DigiPen’s BS in Computer Science in Machine Learning program may be new, however, our experience in the subject is anything but. Machine learning has been a central component in many of DigiPen’s Research & Development projects for quite some time, and as faculty have been putting together the framework for the new degree program, real-world lessons informed by those past projects have found their way into the curriculum.
One such lesson stemmed from a research-based project developed for Andretti Autosport, which uses machine learning to predict, in real-time, which strategies will have optimal results during IndyCar races. “The strategy in IndyCar is knowing when to go to the pit, which tires to use — hard or soft — and how much fuel to put in the car,” says DigiPen R&D lead software engineer and computer science professor Antoine Abi Chacra. Managers would be able to input strategies into the DigiPen-developed application and quickly see how those strategies would play out for their driver based on real-time data such as the car’s current performance and position, the driver’s performance and behavior in both past and present races, and a wide host of other factors.

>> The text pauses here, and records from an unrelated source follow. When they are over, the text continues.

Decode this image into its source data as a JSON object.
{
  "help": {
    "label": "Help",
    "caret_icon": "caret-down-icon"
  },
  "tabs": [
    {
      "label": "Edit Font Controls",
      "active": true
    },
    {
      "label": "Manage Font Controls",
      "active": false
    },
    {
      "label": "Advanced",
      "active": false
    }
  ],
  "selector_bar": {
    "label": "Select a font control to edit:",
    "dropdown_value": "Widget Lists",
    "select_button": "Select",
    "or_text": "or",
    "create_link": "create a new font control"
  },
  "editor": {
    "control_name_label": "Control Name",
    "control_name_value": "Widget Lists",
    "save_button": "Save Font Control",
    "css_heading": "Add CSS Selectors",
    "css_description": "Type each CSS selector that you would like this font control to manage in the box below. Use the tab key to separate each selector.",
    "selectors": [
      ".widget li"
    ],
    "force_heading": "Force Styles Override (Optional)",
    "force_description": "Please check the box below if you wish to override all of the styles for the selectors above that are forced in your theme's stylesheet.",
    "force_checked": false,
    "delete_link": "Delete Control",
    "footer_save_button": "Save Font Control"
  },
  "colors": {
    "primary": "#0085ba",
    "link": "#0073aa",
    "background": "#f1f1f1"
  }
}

Abi Chacra says one of the most important lessons the R&D team learned from the project is that data is never clean when you receive it. Before machine learning algorithms can interpret and make predictions about data, first it’s important to scrub the data and weed out anomalies. “We had to do something like that with Andretti,” Abi Chacra says. “You’d get lap times that were way off. Sometimes they would go to the pit and the flag that notifies everyone that this car is in the pit wouldn’t go up for some reason, so now we have one lap at 41 seconds, another at 40 seconds, and then one lap that took 20 minutes. Your machine learning algorithm should be able to automatically analyze the data using a technique called clustering to detect and remove anomalies like that.”

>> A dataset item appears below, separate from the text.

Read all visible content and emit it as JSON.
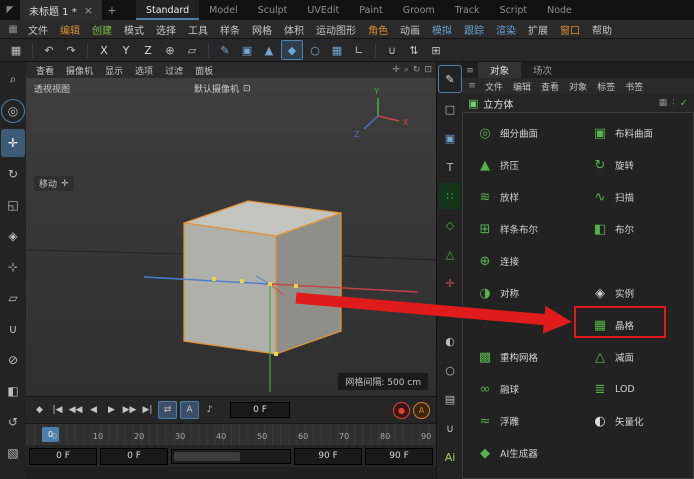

Abi Chacra is bringing the real-world IndyCar example to students directly, giving them an opportunity to work with the same exact data the R&D team used. “For assignment one, I clean all the data for them, give them the lap times of every driver for 200 laps, and tell them to use the first 50 percent of the data to try and predict the last 50 percent,” Abi Chacra says. “But as the final project, I give them all the data, which has all the garbage in it, and now they have to use multiple machine learning algorithms to clean the data and solve the problem, just like you would in the real world.”
In another past project, the DigiPen R&D team was tasked with creating a machine learning application to evaluate the effectiveness of security methods for large crowds and events in order to find the correct balance between the strictness of the threat evaluation and line expediency. “If the checkpoint security is too tight and takes a long time, then you get long lines,” DigiPen Chief Technology Officer Samir Abou Samra says. “If it’s too loose, you might have shorter lines, but it’s not secure. The machine learning component of the project was part of finding the sweet spot between the two.”
According to Abou Samra, the major takeaway from the project had less to do with figuring out how to churn the data — it was in communicating with the clients about what the data should even be.
“Our job is to decide, for situation x, what is the best mathematical function that will approximate that situation, translating an analogue situation into math?” Abou Samra says. “And that means, you have an input and an output — it’s an equation. But when you’re dealing with security subject matter experts, they’re not computer scientists or mathematicians. Their job is to go, ‘Hmm. That guy. Flag him.’ But if you ask them why or how they determine that, they don’t tell you, ‘It’s because of this, this, and this factor, and then I compute the data and if it comes out to a score above a certain number then I flag them.’ No. They say, ‘It’s based on my experience. That person just seemed agitated.’”
While much of machine learning is about utilizing and combining the correct algorithms to make predictions, figuring out what data is relevant to input in the first place, is often the very first step.
“Usually, a computer scientist won’t come to you to solve a computational problem. It’s usually someone from a completely different area, and it’s a really good experience to learn how to bridge the gap and find that midpoint between yourself and the subject matter expert. This is something we’re teaching in the machine learning program,” Abou Samra says. “We try to understand how the subject matter expert or client thinks, so we’re then in a better position to ask questions and to lead them towards explaining what kind of logic we want the machine learning to take, and what those inputs are.”
The first cohort of the BS in Computer Science in Machine Learning degree program begins this fall.